Tomas, Jr. is playing football at the same high school where Sherfield starred, and enjoys telling people that his big brother is in the NFL. Sherfield is quick to remind Tomas, Jr. that his potential is not confined to the gridiron.
"I told him that you don't have to be me," Sherfield said. "If you don't play football, I don't care. I'll still love you. Go be a doctor. Do what you want to do."
Sherfield has heard the same echo. While Gouard is thrilled her son has achieved his NFL dream, she doesn't want him to carry the burdened belief that he must support the family.
"I'm fine," Gouard said. "I'm working. I'm making it happen. That's just a personal thing with him, one of his driving forces, to take care of us."
Sherfield can't shake the thought.
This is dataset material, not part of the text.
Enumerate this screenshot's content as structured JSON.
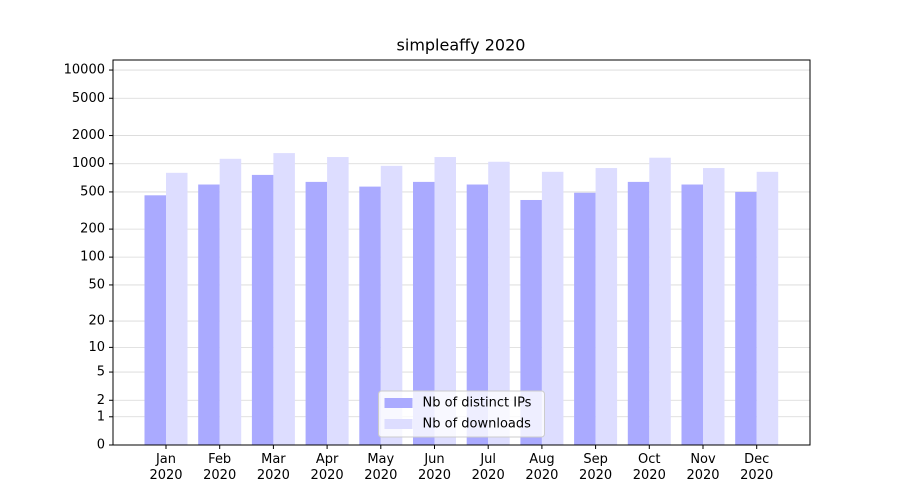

Despite growing up poor and without a biological father, a strong support system gave him the chance to succeed. A group effort isn't turning solo now.
"When I'm at practice and I feel tired or I don't want to catch any more footballs, or I don't want to do extra, I always think about, 'You owe this to your family,'" Sherfield said. "My uncle would always tell me, 'You don't owe us anything.'
"At the end of the day, I really do."